According to Tunis breeder Linda Cook of Muncie, Indiana, “The Indiana State Fair has
offered a Tunis show in 2007. The August show not only is for established Tunis
breeders from across the country, but the Indiana State Fair offers a 4-H Tunis market
lamb class and a breed class for Indiana 4-H members.”

The National Tunis Sheep Registry, Inc. also has a youth breed promotion representative,
scholarships and some new publications. The 2007 youth representative is Sean Harper of
Southwick, Massachusetts. Harper, 17, has raised a flock of Tunis sheep for five years.

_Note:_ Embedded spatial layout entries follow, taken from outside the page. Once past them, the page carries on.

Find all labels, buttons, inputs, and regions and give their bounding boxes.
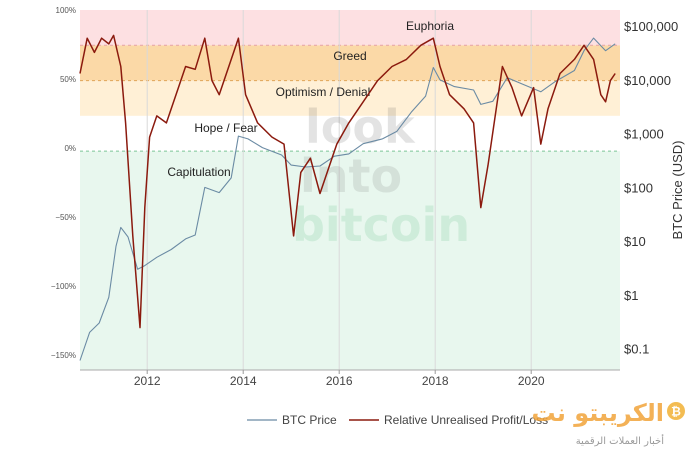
zone-label-capitulation: Capitulation <box>167 165 230 179</box>
series-lines <box>79 34 616 361</box>
watermark-line-2: into <box>300 149 402 203</box>
legend-label-rupl: Relative Unrealised Profit/Loss <box>384 413 548 427</box>
right-axis-ticks: $100,000 $10,000 $1,000 $100 $10 $1 $0.1 <box>624 19 678 356</box>
zone-band-euphoria <box>80 10 620 46</box>
alcryptonet-logo: ₿ الكريبتو نت أخبار العملات الرقمية <box>531 399 685 447</box>
zone-band-greed <box>80 45 620 81</box>
zone-band-capitulation <box>80 151 620 370</box>
right-tick-label: $100,000 <box>624 19 678 34</box>
right-tick-label: $0.1 <box>624 342 649 357</box>
right-tick-label: $100 <box>624 180 653 195</box>
left-tick-label: −100% <box>51 282 76 291</box>
x-axis-ticks: 2012 2014 2016 2018 2020 <box>134 370 545 388</box>
legend: BTC Price Relative Unrealised Profit/Los… <box>247 413 548 427</box>
series-line-btc-price <box>79 37 616 361</box>
legend-label-btc-price: BTC Price <box>282 413 337 427</box>
x-tick-label: 2012 <box>134 374 161 388</box>
x-tick-label: 2016 <box>326 374 353 388</box>
left-tick-label: 0% <box>64 144 76 153</box>
x-tick-label: 2020 <box>518 374 545 388</box>
watermark-line-3: bitcoin <box>292 198 470 252</box>
x-tick-label: 2014 <box>230 374 257 388</box>
right-tick-label: $1,000 <box>624 127 664 142</box>
left-tick-label: −150% <box>51 351 76 360</box>
bitcoin-symbol-icon: ₿ <box>671 405 681 419</box>
left-tick-label: −50% <box>55 213 76 222</box>
brand-name: الكريبتو نت <box>531 399 664 427</box>
legend-item-rupl[interactable]: Relative Unrealised Profit/Loss <box>349 413 548 427</box>
zone-label-euphoria: Euphoria <box>406 19 454 33</box>
brand-tagline: أخبار العملات الرقمية <box>576 434 665 447</box>
right-tick-label: $1 <box>624 288 638 303</box>
left-tick-label: 50% <box>60 75 76 84</box>
zone-labels: Euphoria Greed Optimism / Denial Hope / … <box>167 19 454 179</box>
zone-label-greed: Greed <box>333 49 366 63</box>
x-tick-label: 2018 <box>422 374 449 388</box>
legend-item-btc-price[interactable]: BTC Price <box>247 413 337 427</box>
left-tick-label: 100% <box>56 6 76 15</box>
right-tick-label: $10,000 <box>624 73 671 88</box>
bitcoin-coin-icon <box>667 402 685 420</box>
zone-label-optimism-denial: Optimism / Denial <box>276 85 371 99</box>
left-axis-ticks: 100% 50% 0% −50% −100% −150% <box>51 6 76 360</box>
right-axis-title: BTC Price (USD) <box>670 141 685 240</box>
right-tick-label: $10 <box>624 234 646 249</box>
series-line-rupl <box>79 34 616 329</box>
zone-label-hope-fear: Hope / Fear <box>194 121 257 135</box>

In 2004, a standard-sized magazine was introduced called THE TUNIS SPIRIT. This
annual magazine features a directory of Tunis breeders from across the United States. A
full color promotional brochure proclaiming “Not Everything in the Sheep Business is
Black and White” touting the positive aspects of owning and breeding Tunis Sheep is part
of promoting the breed. Plus information on the Tunis is available on the web. Go to
www.tunissheep.org.

Since the first Tunis was imported into the United States in 1799 into Philadelphia, its
popularity has been a geographic phenomenon. It was popular in the Southeast United
States and moved as far west into Indiana and Illinois in the 1800’s but more recently the
Northeast and Ohio regions have seen the bulk of the Tunis sheep flocks. The breed was
nearly wiped out during the Civil War because of its fine flavor of meat.